Lusk was a very engaging person. He was naturally gregarious, always expecting to be welcome, and he had a friendly and disarming approach which got him, unharmed, in and out of places and positions that might have been alarming to angels. His early life in the Adirondacks had brought him in touch with some rich and reasonably important people who, at the turn of the century, used to go to St. Regis, Paul Smith’s, and Saranac in the summer and “camp.” These gentry were much entertained by Lusk, they liked him immensely, and they stuck by him all through the years. At Ridgefield, also, he found an ancient civilization of pleasant, friendly people of his own age who came to his church and were congenial and sympathetic with the things he stood for.
Although Lusk had been trained at Princeton Theological Seminary, he was anything but a fundamentalist; nor was he interested in theology or creeds. His sermons were encouragements to the practice of brotherly love, and he never strayed for long from that theme. He gave the impression that ideas were occurring to him for the first time in the pulpit as he talked, and this imparted a vitality to his words which made up for a lack of organization.
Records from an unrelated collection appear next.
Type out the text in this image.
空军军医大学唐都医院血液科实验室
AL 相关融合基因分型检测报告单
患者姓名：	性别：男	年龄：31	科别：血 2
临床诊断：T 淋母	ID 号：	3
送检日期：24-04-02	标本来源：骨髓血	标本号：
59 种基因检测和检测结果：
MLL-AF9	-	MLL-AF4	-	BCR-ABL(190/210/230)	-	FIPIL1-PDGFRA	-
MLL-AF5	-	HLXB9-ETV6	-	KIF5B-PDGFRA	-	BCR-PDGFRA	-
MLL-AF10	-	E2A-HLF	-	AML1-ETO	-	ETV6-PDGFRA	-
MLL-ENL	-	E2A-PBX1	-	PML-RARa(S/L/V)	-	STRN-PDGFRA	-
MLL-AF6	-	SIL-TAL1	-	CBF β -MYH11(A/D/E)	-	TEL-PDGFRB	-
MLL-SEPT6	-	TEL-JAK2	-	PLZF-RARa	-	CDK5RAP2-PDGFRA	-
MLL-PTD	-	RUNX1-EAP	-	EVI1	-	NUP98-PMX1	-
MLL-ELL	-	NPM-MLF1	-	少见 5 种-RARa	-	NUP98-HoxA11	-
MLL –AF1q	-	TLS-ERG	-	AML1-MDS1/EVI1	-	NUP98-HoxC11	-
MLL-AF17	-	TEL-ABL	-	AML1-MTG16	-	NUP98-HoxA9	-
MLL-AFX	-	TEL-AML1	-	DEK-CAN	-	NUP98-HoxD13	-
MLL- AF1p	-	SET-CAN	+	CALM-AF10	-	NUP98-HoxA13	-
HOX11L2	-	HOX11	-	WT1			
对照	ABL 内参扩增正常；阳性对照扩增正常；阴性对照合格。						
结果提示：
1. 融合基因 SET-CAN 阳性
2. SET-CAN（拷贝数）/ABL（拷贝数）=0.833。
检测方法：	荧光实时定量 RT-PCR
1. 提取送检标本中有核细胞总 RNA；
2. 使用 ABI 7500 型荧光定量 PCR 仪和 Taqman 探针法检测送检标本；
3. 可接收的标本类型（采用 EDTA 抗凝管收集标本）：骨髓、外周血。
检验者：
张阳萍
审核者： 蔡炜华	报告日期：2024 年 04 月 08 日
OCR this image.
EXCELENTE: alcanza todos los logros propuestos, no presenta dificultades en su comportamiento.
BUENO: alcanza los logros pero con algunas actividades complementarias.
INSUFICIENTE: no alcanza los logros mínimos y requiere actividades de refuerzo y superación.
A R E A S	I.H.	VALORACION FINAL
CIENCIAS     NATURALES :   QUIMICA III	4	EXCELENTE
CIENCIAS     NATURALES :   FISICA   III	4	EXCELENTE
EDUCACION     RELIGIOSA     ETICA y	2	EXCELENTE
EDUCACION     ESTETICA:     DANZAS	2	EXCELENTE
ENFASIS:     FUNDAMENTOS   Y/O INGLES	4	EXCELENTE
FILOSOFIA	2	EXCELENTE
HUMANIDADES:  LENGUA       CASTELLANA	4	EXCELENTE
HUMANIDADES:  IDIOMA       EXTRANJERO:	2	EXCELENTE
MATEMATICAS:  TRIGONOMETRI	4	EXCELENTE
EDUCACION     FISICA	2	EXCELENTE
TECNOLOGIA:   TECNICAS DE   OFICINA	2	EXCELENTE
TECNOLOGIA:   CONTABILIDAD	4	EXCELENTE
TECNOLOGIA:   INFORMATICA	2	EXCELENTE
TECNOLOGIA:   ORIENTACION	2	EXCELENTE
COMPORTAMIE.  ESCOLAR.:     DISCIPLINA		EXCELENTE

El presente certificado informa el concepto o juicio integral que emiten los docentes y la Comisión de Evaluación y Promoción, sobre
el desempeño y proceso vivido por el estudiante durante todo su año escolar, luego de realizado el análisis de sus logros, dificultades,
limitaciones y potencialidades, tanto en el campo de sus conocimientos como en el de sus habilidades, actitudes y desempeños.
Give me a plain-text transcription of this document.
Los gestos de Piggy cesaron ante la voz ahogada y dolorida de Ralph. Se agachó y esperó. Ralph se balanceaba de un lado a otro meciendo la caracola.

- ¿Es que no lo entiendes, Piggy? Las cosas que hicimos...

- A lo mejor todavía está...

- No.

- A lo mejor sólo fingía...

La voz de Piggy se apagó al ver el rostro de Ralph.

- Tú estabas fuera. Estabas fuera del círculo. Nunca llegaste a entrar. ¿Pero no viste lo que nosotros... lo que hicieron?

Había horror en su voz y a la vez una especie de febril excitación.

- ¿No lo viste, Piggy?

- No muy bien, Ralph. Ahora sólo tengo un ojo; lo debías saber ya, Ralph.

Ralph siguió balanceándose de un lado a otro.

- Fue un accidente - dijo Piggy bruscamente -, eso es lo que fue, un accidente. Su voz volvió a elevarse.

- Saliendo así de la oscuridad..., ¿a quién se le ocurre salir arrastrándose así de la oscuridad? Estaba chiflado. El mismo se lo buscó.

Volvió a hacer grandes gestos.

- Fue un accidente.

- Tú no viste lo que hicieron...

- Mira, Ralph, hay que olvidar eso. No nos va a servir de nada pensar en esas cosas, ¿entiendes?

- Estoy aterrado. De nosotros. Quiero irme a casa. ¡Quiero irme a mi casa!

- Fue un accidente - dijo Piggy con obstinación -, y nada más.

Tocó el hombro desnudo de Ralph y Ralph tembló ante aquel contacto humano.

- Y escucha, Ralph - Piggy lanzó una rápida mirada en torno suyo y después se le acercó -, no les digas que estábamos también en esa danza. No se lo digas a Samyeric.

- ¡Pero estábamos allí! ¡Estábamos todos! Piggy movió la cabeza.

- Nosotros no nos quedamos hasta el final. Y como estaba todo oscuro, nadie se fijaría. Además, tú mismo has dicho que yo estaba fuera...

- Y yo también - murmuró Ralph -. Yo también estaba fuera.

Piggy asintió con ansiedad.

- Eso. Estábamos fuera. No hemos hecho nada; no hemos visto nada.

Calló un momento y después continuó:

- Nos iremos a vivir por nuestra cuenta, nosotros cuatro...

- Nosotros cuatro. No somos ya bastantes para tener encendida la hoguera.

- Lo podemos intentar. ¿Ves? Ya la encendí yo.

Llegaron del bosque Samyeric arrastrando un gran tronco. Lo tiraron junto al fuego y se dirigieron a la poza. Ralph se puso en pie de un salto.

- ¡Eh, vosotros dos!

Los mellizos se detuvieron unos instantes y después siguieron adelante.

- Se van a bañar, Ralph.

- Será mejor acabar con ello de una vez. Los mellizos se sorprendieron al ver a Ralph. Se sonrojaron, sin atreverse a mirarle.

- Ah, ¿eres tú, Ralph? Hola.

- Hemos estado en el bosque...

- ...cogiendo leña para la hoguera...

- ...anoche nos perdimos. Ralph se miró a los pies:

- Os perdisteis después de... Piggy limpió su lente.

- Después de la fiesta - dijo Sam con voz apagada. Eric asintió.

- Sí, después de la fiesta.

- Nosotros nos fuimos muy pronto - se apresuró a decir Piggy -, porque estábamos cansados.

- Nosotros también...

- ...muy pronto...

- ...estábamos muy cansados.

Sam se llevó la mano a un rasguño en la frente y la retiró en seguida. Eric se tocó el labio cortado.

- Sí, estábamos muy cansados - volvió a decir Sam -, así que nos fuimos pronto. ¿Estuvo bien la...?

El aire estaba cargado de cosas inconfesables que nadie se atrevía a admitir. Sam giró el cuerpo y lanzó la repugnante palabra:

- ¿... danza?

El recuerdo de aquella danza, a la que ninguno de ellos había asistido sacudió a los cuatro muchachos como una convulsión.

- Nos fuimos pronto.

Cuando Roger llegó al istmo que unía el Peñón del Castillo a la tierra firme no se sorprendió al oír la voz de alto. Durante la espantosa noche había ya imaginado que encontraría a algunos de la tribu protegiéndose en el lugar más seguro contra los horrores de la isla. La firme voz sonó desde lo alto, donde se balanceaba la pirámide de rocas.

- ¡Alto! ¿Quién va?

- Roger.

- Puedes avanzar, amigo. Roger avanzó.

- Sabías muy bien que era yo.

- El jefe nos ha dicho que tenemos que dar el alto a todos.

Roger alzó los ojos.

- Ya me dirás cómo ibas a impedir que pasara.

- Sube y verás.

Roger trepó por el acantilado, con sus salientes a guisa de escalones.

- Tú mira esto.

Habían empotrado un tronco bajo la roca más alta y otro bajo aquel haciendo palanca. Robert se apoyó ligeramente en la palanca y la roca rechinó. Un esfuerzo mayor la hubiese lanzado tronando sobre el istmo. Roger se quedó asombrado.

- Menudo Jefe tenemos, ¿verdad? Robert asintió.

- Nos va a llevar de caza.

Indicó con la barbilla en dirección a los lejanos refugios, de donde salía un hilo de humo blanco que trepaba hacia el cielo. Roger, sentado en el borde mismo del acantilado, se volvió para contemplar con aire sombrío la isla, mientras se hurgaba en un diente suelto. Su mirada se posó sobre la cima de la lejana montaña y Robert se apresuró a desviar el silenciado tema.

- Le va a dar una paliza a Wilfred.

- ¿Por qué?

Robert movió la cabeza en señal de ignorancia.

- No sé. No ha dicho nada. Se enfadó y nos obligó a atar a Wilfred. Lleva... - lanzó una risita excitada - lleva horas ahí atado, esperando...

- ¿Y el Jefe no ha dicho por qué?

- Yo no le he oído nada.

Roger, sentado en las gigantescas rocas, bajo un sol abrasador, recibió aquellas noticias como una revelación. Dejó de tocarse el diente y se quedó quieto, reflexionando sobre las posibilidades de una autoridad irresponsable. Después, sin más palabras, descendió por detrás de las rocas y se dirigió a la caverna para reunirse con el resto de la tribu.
He used to come into New York every little while to confer with the low-church wing of Episcopalians and lay plans for articles in the Churchman and for other petards calculated to hoist the ambitions of the Anglo-Catholics; but he was always so pleasant himself, so devoid of rancor, so transparently guileless, that he invariably escaped the episcopal censure that was sometimes visited on his co-conspirators. He was a perfect country parson: kind, reliable, and understanding. He spoke with the suggestion of a brogue; his smile was quick and reassuring; he was gallant in misfortune; he had the great virtues of the Irish.